Tutto inizia durante una conferenza al Giardino Botanico Rea di Trana, dove la nostra prof incontra la cugina Luisa. E proprio lì Luisa, dopo aver visto un uomo in mezzo alle persone presenti, le sussurra «Vuole ammazzarmi». Chi è quell’uomo misterioso e perché la cugina lo conosce e teme che voglia ucciderla? E a chi appartenevano le parti del corpo che spuntano in luoghi improbabili?
«Un dito. Tozzo e peloso, probabilmente un indice della mano destra. Sporco di sangue rappreso: mozzato alla base. Il carnevale si avvicinava, ma quel raccapricciante reperto rotolato fuori dal sacco della spazzatura che stava caricando sul camion del Cidiu non era di gomma.»

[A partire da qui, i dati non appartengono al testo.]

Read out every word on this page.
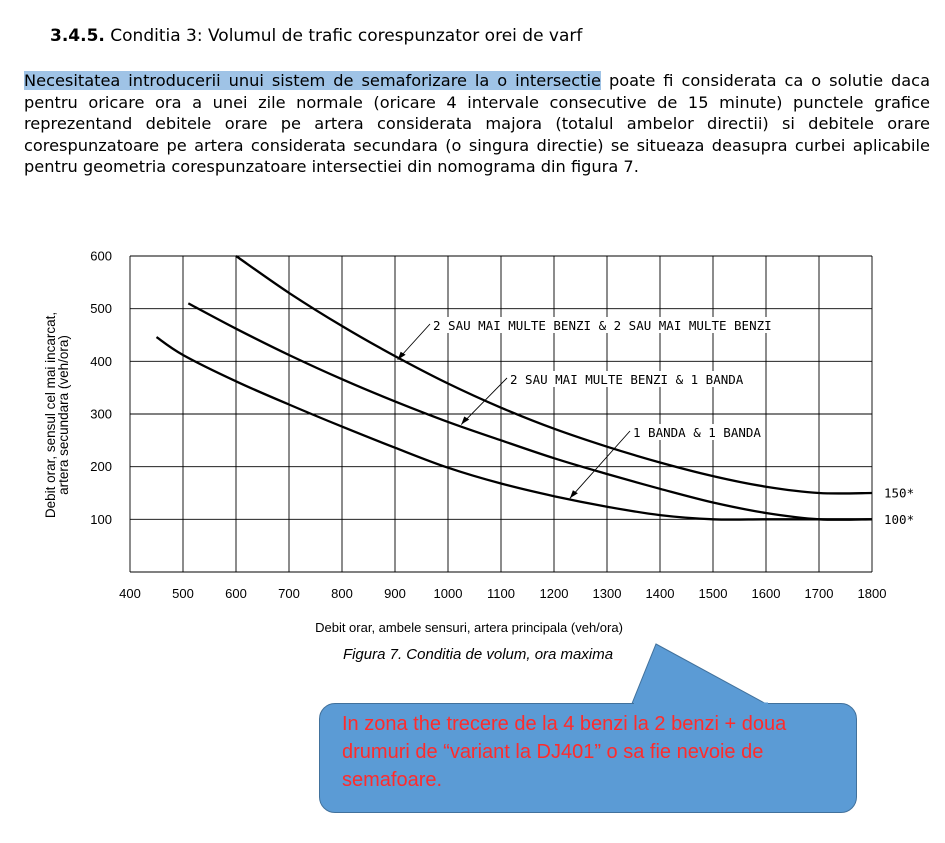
3.4.5. Conditia 3: Volumul de trafic corespunzator orei de varf
Necesitatea introducerii unui sistem de semaforizare la o intersectie poate fi considerata ca o solutie daca pentru oricare ora a unei zile normale (oricare 4 intervale consecutive de 15 minute) punctele grafice reprezentand debitele orare pe artera considerata majora (totalul ambelor directii) si debitele orare corespunzatoare pe artera considerata secundara (o singura directie) se situeaza deasupra curbei aplicabile pentru geometria corespunzatoare intersectiei din nomograma din figura 7.
400 500 600 700 800 900 1000 1100 1200 1300 1400 1500 1600 1700 1800
100
200
300
400
500
600
2 SAU MAI MULTE BENZI & 2 SAU MAI MULTE BENZI
2 SAU MAI MULTE BENZI & 1 BANDA
1 BANDA & 1 BANDA
150*
100*
Debit orar, sensul cel mai incarcat,
artera secundara (veh/ora)
Debit orar, ambele sensuri, artera principala (veh/ora)
Figura 7. Conditia de volum, ora maxima
In zona the trecere de la 4 benzi la 2 benzi + doua drumuri de “variant la DJ401” o sa fie nevoie de semafoare.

No, non stiamo leggendo un horror ma un giallo con una vera e propria indagine. Sarà proprio il brigadiere Semperboni ad aiutare la prof, rompiscatole e curiosa, a sciogliere il bandolo di una misteriosa matassa i cui fili sono composti da realtà e leggenda, matassa che rotola ai piedi della Sacra di San Michele, da Giaveno ad Avigliana, al monte Musinè, lungo la linea ideale che unisce i sette monasteri dedicati all’arcangelo Michele. Un mistero in cui l’autrice Mara Barbara Rosso (ma c’entrerà qualcosa questo nome con quello della protagonista?) ci accompagna con una scrittura vivace e piacevole, che non annoia e che ci strappa sovente qualche sorriso.